B. Le caractère théorique

[86] En revanche, le défendeur soutient que la contestation, par les demanderesses, de la première décision est théorique. Il n’y a plus, dit‑il, de litige actuel quant au caractère raisonnable de la première décision parce qu’il admet qu’il convient de l’annuler pour manque de motifs suffisants.

[87] En l’espèce, j’admets que la première décision est remplacée par la seconde décision, qui repose sur ce que la Cour considère comme des motifs suffisants, ainsi qu’il est indiqué plus en détail ci‑après.

[88] En réponse, les demanderesses disent que la présente affaire n’est pas théorique, mais plutôt que la réparation sollicitée est de nature prospective et non liée à l’expiration de la période d’abandon graduel en décembre 2023, ce qui, en tout état de cause, n’a pas eu lieu (encore que ce délai approche). Par ailleurs, elles disent que la présente affaire se distingue de la décision Fondation David Suzuki c Canada (Santé), 2019 CF 1637 [juge Southcott], dans laquelle les dispositions et le régime législatif contestés ont été abrogés.
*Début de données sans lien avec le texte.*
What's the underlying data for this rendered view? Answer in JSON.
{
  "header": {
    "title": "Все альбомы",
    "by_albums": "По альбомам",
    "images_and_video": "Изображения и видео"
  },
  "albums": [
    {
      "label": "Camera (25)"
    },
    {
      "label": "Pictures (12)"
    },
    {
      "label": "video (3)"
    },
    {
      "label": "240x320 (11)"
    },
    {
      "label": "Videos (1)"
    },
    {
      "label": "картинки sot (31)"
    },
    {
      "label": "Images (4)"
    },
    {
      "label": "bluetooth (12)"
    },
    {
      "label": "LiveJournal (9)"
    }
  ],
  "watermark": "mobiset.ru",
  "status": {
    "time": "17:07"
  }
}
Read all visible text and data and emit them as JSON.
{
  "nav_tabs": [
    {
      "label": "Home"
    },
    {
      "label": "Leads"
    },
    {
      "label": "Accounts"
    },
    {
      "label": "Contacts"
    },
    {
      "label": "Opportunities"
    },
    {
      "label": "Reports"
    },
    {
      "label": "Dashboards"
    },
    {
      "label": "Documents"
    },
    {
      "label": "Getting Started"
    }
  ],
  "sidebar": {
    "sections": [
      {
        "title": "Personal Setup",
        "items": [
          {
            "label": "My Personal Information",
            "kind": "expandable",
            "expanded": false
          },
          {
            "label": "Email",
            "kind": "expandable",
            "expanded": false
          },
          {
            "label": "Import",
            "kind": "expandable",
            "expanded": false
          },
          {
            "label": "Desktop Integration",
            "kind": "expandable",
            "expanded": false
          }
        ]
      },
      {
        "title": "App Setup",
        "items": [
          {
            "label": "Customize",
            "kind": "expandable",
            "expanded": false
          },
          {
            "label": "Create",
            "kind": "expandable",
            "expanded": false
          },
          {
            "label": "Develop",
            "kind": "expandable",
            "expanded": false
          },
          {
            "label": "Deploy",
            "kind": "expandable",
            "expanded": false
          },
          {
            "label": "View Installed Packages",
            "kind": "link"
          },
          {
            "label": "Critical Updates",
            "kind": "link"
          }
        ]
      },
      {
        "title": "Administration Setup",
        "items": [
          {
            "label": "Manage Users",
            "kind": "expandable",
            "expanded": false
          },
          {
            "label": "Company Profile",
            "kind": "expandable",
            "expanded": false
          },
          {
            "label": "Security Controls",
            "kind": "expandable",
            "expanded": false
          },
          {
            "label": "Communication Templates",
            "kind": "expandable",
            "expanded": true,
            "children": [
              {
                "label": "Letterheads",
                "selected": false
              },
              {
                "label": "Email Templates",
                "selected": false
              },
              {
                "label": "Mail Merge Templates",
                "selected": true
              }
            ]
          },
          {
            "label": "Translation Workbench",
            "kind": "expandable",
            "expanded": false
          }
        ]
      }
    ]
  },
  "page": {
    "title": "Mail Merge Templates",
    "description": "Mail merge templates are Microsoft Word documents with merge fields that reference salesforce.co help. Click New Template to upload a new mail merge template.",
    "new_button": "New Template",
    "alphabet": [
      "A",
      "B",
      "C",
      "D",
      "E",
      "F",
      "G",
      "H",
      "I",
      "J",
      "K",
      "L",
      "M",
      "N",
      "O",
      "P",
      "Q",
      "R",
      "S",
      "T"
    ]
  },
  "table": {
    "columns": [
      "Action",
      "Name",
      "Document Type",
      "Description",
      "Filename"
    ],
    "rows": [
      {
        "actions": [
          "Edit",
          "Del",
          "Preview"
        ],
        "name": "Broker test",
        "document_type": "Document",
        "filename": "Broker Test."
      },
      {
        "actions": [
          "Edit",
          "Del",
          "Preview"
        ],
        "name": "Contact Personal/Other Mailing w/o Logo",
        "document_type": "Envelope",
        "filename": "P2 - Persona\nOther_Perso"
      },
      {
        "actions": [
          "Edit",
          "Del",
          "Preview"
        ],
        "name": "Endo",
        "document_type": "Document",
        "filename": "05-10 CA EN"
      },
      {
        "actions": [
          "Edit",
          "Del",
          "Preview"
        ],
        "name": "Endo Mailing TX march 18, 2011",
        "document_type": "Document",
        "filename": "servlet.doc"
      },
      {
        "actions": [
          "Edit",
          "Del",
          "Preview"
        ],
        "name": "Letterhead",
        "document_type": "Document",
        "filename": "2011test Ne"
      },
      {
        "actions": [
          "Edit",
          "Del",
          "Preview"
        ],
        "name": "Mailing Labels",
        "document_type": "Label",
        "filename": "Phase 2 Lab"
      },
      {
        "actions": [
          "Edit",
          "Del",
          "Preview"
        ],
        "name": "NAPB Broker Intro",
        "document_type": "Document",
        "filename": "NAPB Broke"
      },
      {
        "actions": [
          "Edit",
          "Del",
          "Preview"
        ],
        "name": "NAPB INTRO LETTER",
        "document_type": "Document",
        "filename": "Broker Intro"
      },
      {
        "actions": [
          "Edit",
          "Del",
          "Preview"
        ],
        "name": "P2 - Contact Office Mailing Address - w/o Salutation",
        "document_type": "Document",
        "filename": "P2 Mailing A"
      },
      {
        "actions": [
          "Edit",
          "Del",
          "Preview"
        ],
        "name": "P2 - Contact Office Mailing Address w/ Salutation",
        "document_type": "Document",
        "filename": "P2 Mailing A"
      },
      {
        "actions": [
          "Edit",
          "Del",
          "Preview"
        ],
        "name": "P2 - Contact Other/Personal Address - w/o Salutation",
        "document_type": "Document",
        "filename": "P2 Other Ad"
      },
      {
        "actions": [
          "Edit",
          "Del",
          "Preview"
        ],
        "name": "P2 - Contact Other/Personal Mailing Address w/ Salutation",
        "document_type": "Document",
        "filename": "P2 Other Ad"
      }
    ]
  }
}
[89] Les demanderesses indiquent que même si elles venaient à conclure que des aspects de la présente demande sont théoriques, la Cour devrait de toute façon exercer son pouvoir discrétionnaire pour faire droit aux déclarations, conformément au critère énoncé dans l’arrêt Borowski c Canada (Procureur général), [1989] 1 RCS 342, 1989 CanLII 123 (CSC) [Borowski]. Lorsqu’une cause est considérée comme théorique, cet arrêt oblige à évaluer le contexte contradictoire, l’économie des ressources judiciaires ainsi que la fonction légitime d’élaboration du droit que remplit la Cour.

[90] Le décideur admet que sa première décision était viciée par un manque de motifs. Il a rendu sa seconde décision. À mon avis, comme il est expliqué ci‑après, cette seconde décision contient des motifs suffisants en termes de justification, de transparence et d’intelligibilité.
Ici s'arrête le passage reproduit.